Proposed Change in Intellectual Property Law Threatens Research and Education

July 15, 1998

Inside Washington
Fred W. Weingarten

In May, the House of Representatives voted to pass the "Collections of Information Anti-piracy Act" (H.R. 2652). The bill makes an unprecedented and fundamental change in intellectual property protection, a change that challenges the very foundations of research and education. Yet, so indifferent or unaware were members of the House to the implications of the legislation that they didn't bother to take a recorded vote, but pushed it through by voice vote under suspension of the rules. Only George Brown (D-CA) stood up and spoke against the legislation.

Information and Scholarship
To understand why this legislation, if passed into law, represents such a major change, let's step back a few years. As an engineering student, I had to become familiar with engineering handbooks of various kinds. Readers may remember such books: fat tomes of data, with very brief explanatory text, consisting of tables of mathematical constants, trigonometric and log tables, properties of materials, mathematical formulas, and so on. During the academic year, I used the handbooks in engineering courses; in the summer, I used them on the job to analyze the thermal properties of rocket nozzles.

The publishers of the handbooks, of course, copyrighted their volumes. Were I to have photocopied one of them, in large part or in its entirety, and tried to sell the copies as my own creations, I would have been violating the law. Even as a young graduate student, I recognized that. But I would never have dreamed that the publishers could or would think to assert rights over the data themselves, either over their use or over their being republished (whether in exactly the same form or not) in another work. They made their money by selling the books; those who owned the books, in turn, were free to use the data for whatever purposes they wished-for commercial design, education, or an easy way to pick lottery numbers.

In the scholarly tradition, information (facts, data, theories, models, mathematical formulas, and the like) is a common resource for all. In fact, it is the responsibility of the scholar to share with others, through publication and teaching, what he or she has learned. Research advances incrementally, moving beyond previously published information and theories-proving, improving, or disproving old ideas or offering new ones. Engaging in this "marketplace of ideas" is a highly competitive process, but it is the only way that scientific understanding can advance.

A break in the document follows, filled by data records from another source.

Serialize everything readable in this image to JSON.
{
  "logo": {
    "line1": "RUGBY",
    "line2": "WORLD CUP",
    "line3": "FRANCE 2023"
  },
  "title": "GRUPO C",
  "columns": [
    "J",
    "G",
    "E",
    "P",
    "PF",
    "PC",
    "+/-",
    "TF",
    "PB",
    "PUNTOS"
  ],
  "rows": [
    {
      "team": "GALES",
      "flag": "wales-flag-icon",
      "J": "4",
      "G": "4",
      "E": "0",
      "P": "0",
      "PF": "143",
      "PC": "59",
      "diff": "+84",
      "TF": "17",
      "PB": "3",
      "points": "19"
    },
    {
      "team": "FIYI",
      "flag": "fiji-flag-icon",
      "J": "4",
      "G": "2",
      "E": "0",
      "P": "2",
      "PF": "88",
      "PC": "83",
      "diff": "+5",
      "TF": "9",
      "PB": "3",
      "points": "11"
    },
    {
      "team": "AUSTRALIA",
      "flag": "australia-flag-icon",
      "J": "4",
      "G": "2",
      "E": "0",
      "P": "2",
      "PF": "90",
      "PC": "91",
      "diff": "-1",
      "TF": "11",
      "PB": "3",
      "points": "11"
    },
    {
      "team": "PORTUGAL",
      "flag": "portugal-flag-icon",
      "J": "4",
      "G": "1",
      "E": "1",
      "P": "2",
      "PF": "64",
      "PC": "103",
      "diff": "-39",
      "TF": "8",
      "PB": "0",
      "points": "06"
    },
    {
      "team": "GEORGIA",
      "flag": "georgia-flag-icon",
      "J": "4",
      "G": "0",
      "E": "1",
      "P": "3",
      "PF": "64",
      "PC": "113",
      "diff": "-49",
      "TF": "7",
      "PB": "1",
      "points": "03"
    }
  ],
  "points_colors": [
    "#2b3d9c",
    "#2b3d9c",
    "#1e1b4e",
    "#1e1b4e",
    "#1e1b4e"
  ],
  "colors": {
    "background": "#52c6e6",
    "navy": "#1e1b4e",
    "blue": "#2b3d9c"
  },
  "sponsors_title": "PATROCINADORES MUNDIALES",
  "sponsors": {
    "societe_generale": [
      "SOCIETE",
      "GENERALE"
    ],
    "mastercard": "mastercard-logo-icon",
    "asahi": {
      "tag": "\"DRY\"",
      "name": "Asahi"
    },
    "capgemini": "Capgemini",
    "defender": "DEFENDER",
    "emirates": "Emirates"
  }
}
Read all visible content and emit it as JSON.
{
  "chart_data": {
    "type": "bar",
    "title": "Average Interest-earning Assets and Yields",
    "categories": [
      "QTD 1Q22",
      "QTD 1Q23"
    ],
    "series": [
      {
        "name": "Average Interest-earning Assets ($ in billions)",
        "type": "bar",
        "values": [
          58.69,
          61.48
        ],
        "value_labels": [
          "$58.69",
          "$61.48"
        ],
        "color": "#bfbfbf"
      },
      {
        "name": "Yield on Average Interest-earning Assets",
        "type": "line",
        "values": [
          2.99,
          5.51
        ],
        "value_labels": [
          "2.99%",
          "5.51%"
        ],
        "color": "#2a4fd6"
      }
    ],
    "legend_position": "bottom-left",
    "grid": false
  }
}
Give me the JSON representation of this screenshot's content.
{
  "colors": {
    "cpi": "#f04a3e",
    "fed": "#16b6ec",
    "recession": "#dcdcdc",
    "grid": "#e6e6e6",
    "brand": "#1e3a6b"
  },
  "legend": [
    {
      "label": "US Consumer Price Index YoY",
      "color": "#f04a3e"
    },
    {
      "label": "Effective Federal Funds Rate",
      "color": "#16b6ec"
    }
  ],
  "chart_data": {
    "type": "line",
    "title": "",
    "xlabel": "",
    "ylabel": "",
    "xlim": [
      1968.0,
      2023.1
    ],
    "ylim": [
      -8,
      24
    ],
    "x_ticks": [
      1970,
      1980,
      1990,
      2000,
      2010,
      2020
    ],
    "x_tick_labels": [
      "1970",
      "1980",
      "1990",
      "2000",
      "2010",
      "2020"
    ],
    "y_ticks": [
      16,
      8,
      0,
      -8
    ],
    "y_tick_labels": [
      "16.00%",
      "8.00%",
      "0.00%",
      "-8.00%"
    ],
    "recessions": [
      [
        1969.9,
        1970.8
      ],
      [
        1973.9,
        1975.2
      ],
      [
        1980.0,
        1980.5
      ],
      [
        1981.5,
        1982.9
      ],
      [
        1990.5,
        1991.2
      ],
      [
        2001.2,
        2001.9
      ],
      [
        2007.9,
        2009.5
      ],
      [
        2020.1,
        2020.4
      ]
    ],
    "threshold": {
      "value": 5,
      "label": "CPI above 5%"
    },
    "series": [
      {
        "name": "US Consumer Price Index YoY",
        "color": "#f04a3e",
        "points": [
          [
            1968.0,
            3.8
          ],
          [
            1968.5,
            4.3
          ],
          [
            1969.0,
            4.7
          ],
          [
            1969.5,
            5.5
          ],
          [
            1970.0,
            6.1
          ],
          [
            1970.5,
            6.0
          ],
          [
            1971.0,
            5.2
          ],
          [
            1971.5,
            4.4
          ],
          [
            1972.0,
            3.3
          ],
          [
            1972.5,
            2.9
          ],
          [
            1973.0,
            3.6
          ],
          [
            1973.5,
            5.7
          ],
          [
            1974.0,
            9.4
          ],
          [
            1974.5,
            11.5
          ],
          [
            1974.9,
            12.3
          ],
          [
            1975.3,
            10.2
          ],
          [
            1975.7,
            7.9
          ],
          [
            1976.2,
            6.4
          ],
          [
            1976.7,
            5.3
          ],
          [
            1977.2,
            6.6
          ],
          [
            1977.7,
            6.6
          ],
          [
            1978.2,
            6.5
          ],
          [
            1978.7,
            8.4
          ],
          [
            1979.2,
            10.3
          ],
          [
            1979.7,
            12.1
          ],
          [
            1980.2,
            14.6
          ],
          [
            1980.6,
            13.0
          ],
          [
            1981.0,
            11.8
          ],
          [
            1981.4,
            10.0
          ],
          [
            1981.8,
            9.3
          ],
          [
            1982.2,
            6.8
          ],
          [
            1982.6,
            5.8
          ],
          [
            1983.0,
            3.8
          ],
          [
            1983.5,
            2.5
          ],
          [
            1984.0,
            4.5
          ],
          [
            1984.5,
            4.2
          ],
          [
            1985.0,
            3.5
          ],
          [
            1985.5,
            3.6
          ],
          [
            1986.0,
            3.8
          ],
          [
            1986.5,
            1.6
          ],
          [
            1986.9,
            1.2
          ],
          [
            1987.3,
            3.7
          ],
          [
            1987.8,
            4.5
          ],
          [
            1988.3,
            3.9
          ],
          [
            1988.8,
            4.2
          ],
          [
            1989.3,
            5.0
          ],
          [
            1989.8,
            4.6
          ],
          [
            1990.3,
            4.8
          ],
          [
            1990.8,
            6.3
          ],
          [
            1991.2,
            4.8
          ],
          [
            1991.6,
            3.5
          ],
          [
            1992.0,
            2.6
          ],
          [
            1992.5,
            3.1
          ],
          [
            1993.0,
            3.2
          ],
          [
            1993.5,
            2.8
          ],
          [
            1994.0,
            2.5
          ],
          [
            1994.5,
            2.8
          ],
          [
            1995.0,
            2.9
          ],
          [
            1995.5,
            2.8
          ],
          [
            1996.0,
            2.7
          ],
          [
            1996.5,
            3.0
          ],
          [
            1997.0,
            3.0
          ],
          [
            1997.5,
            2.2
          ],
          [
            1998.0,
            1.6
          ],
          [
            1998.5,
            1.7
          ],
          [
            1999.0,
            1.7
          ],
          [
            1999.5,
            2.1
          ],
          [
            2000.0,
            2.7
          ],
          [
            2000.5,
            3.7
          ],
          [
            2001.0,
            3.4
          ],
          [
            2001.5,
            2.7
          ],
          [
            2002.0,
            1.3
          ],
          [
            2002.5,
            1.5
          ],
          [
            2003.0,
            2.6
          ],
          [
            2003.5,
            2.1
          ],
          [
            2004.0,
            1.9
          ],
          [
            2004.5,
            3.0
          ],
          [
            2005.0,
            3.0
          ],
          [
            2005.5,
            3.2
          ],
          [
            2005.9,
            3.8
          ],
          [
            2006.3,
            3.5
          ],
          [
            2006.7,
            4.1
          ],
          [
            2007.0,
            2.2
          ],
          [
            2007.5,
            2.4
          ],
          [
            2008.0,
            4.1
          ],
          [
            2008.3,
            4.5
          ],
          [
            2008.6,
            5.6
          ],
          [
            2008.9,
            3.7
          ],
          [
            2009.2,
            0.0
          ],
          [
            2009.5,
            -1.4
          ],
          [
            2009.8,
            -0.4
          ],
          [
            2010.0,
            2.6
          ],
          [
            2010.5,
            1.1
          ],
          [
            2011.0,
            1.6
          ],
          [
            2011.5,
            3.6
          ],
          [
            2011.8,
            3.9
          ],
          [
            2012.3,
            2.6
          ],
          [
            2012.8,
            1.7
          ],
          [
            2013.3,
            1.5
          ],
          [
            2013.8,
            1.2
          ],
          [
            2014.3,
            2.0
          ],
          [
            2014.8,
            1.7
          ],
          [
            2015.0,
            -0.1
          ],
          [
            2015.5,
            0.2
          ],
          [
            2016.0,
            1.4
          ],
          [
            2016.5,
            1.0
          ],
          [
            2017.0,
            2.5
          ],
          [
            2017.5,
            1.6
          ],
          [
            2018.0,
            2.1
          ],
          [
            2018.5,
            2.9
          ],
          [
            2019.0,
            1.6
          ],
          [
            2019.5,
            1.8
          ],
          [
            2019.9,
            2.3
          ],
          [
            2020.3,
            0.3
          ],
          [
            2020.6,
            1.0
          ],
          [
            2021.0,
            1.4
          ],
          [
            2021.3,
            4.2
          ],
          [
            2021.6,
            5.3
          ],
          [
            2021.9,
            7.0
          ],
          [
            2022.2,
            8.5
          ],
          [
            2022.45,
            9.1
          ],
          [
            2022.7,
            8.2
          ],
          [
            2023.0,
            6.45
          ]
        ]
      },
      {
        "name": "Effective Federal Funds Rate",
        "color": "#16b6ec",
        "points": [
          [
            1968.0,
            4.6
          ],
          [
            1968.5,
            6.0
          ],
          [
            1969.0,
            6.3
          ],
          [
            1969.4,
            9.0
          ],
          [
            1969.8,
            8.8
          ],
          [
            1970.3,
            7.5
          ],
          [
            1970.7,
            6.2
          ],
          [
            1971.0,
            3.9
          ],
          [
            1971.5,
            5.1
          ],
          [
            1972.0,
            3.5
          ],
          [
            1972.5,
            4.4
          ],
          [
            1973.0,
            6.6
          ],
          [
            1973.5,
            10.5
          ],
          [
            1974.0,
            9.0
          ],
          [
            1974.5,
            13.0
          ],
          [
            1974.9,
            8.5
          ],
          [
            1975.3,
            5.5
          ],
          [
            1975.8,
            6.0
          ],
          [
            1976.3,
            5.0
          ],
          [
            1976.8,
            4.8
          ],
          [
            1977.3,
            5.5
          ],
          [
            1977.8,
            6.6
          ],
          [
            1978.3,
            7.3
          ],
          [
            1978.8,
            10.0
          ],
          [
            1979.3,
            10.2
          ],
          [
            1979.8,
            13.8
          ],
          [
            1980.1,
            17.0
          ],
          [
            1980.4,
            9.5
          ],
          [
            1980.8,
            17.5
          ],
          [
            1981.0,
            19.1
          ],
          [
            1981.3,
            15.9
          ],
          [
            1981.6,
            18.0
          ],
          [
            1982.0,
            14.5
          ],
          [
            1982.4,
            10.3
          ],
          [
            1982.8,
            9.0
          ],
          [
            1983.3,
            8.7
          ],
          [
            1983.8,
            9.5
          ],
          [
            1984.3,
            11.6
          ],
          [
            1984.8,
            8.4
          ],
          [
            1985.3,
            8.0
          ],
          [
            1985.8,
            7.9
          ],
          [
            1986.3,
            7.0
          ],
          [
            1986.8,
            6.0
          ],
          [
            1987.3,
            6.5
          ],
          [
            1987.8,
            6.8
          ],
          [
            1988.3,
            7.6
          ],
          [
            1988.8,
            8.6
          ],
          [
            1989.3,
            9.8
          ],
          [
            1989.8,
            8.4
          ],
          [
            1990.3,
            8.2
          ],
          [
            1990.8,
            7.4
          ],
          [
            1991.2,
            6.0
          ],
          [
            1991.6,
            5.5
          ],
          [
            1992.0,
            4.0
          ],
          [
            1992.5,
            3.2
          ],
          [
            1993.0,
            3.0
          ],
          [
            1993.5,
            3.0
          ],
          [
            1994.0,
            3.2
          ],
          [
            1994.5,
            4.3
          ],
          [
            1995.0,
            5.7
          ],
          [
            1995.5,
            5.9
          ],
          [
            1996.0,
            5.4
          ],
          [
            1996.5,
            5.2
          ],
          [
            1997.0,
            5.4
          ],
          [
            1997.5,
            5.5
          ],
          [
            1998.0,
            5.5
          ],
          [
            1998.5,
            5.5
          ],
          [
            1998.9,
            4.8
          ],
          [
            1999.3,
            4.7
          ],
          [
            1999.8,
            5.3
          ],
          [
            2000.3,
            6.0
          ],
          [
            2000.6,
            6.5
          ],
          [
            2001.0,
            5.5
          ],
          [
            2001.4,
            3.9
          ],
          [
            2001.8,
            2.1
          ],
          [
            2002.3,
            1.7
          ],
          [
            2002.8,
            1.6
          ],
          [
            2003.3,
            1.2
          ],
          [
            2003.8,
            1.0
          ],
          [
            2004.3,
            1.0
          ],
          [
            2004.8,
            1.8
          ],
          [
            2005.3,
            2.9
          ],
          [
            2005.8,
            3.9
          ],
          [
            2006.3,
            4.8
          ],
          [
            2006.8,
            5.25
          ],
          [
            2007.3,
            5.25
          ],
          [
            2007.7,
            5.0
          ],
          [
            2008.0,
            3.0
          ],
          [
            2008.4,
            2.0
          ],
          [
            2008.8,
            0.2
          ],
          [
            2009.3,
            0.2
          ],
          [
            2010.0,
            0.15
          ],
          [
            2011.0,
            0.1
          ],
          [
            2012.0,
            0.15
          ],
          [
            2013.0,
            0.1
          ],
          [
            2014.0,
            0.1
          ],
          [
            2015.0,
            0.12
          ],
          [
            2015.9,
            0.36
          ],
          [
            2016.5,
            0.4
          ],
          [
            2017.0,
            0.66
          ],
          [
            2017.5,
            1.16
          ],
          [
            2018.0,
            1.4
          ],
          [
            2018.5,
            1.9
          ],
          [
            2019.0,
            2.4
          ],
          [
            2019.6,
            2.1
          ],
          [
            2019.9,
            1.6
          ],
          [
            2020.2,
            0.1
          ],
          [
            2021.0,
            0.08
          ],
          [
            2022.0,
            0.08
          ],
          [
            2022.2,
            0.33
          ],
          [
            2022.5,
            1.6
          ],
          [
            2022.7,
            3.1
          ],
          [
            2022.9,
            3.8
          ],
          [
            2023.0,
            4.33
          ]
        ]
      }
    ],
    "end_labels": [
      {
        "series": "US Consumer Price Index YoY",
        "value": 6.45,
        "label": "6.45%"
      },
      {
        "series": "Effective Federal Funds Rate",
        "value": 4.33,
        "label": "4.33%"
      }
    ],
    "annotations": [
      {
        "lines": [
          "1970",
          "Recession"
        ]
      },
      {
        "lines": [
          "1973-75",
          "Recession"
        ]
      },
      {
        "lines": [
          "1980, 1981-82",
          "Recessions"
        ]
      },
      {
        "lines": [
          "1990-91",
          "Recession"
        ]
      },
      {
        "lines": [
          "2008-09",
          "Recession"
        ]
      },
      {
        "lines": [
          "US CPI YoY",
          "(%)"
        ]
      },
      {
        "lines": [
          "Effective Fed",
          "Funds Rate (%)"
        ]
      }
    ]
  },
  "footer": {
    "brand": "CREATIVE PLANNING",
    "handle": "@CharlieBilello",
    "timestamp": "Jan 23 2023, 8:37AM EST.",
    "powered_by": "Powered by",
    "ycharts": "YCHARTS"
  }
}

At the same time, publishers of engineering handbooks put a lot of work into creating their publications, possibly calculating values, mining data from various publications, arranging the information in readable tables, and so on. Hence their need to sell the books, and their claim to protection from having the fruits of their efforts stolen, reproduced, and sold in competition.

Careful Balancing of Copyright Law
It is a paradox of information flows in our society that information sharing for research and education is often done through the commercial marketplace, although scholarly and commercial values seem at times to conflict. Intellectual property law has always walked a careful balance between assuring open access to information and providing economic incentives for publication. This balance, which has evolved over centuries, has many elements in the law. The important one at issue in the debate over H.R. 2652 is the traditional distinction between "facts" and "expression." Expression is protected; facts are not.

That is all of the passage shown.